Terlikowski stwierdził, że obecnie nie ma już tragedii, które nie wykorzystywano by do walki politycznej i dzielenia ludzi. "A za samego księdza, za jego wspólnotę warto się pomodlić, tak jak za innych uczestników tej historii" – podsumował.
Policja zaprzecza, by ksiądz masturbował się przy dziecku
Do relacji radnej odniosła się policja. W rozmowie z Radiem Szczecin Kamil Zwierzchowski wyjaśnił, że podobna sytuacja faktycznie miała miejsce, ale duchowny nie masturbował się przy dziecku.
Tej wersji mieli nie potwierdzić świadkowie zdarzenia. Rzecznik komendy zapewnił, że gdyby do wybryku doszło przy dziecku, mężczyzna zostałby zatrzymany.
Dominika Jackowski już po śmierci księdza wydała obszerne wyjaśnienie, w którym przekazała, że jest w stałym kontakcie z matką dziecka, przy którym miał masturbować się ksiądz. "(matka - red.) podtrzymuje, że przy całym zajściu obecna była jej córka" – napisała.
"Złapanie sprawcy na gorącym uczynku przez matkę, potwierdzenie zdarzenia przez policję, przyjęcie mandatu przez sprawcę a tym samym przyznanie się do winy oraz działania kurii oznaczały, że sprawy nie da się zamieść po cichu pod dywan. Być może to było przyczyną decyzji, jaką podjął sprawca" – podsumowała.

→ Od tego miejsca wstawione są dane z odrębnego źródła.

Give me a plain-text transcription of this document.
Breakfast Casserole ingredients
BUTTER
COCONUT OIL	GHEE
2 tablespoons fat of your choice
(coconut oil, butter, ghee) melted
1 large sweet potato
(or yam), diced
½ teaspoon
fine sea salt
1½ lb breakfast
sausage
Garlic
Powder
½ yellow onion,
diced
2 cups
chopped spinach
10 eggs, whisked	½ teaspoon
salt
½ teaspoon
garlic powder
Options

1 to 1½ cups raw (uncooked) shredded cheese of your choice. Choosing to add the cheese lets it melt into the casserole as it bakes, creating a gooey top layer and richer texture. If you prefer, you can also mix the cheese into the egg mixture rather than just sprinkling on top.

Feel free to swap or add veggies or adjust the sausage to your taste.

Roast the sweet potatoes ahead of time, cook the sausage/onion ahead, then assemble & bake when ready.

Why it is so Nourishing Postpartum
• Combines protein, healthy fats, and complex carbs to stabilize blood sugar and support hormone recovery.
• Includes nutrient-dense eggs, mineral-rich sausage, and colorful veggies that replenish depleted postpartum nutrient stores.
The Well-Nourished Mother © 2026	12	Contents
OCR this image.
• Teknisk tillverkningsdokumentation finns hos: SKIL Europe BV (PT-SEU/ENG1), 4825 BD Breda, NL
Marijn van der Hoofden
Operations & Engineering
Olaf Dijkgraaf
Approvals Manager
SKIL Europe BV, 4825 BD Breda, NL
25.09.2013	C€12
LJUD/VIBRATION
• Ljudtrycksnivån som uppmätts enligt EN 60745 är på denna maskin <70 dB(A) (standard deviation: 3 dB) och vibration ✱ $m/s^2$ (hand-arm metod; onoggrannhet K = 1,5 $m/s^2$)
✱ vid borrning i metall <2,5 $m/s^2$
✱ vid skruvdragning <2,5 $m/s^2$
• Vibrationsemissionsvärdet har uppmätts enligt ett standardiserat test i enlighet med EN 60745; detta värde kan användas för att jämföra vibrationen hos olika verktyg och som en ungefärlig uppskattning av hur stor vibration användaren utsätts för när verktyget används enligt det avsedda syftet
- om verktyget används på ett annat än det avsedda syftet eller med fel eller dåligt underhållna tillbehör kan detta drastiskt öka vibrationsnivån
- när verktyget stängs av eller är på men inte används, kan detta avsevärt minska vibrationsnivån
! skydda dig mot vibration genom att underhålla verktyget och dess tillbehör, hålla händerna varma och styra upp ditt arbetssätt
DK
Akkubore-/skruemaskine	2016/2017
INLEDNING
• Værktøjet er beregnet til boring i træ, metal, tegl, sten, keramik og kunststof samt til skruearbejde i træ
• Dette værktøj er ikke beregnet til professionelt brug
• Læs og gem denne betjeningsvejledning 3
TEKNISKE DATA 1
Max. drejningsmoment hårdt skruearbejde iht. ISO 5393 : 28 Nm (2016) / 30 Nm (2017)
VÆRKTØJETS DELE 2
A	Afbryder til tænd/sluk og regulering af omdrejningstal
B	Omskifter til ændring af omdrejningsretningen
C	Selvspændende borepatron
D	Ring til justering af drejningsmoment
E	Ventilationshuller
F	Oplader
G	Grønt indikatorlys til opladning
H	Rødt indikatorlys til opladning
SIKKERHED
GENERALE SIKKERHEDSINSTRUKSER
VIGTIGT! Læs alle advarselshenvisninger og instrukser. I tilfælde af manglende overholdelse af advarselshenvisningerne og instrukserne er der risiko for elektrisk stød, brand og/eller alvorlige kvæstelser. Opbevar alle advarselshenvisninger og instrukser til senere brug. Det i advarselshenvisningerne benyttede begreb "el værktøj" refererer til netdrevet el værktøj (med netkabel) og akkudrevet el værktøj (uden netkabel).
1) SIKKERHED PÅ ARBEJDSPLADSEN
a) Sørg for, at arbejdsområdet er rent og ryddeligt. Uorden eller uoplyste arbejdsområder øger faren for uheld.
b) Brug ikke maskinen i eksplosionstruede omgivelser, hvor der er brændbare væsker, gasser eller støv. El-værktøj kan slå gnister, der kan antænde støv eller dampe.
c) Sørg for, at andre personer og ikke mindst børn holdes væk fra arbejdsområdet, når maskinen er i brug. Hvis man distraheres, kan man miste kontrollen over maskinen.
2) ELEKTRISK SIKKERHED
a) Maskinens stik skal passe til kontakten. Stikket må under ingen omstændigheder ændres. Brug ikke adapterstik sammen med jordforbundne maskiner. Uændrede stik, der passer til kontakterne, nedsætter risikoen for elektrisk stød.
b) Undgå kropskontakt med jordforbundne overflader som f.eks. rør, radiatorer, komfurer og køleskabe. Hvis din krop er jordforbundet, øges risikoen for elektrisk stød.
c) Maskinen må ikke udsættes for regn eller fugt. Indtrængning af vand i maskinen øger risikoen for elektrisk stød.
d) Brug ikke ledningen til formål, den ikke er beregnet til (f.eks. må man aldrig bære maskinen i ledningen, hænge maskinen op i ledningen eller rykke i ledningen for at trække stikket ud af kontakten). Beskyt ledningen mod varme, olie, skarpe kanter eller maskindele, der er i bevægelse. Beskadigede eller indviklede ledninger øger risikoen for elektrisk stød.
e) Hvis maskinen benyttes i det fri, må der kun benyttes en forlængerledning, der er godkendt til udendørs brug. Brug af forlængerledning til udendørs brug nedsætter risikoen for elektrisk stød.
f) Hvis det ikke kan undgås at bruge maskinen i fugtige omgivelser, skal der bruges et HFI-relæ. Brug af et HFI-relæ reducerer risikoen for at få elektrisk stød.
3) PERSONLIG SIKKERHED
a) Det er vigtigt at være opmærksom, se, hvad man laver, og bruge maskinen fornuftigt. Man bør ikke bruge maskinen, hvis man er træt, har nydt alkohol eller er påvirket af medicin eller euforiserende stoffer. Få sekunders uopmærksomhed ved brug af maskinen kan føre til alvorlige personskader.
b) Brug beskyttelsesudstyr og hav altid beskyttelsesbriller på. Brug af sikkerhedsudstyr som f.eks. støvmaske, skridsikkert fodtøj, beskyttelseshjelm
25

Magdalena Filiks o śmierci księdza ze Szczecina
W debacie zaczęto także odnosić się do śmierci syna Magdaleny Filiks. Parlamentarzystka Koalicji Obywatelskiej również postanowiła zabrać głos.
"Zestawianie historii zaszczutego przez media niewinnego dziecka z księdzem, który się onanizuje w miejscu publicznym, przekracza już wszelkie granice, które już dawno temu zostały przekroczone" – napisała.
"Nie będę się zawracała do zwyrodnialców, ale mam apel do ludzi, którzy codziennie biorą na siebie odpowiedzialność za to jak urządzony jest to państwo – w którym złodzieje i zwyrodnialcy mają większe prawa, niż osoby zniszczone i pokrzywdzone – przestańcie. To jest współudział" – zaapelowała.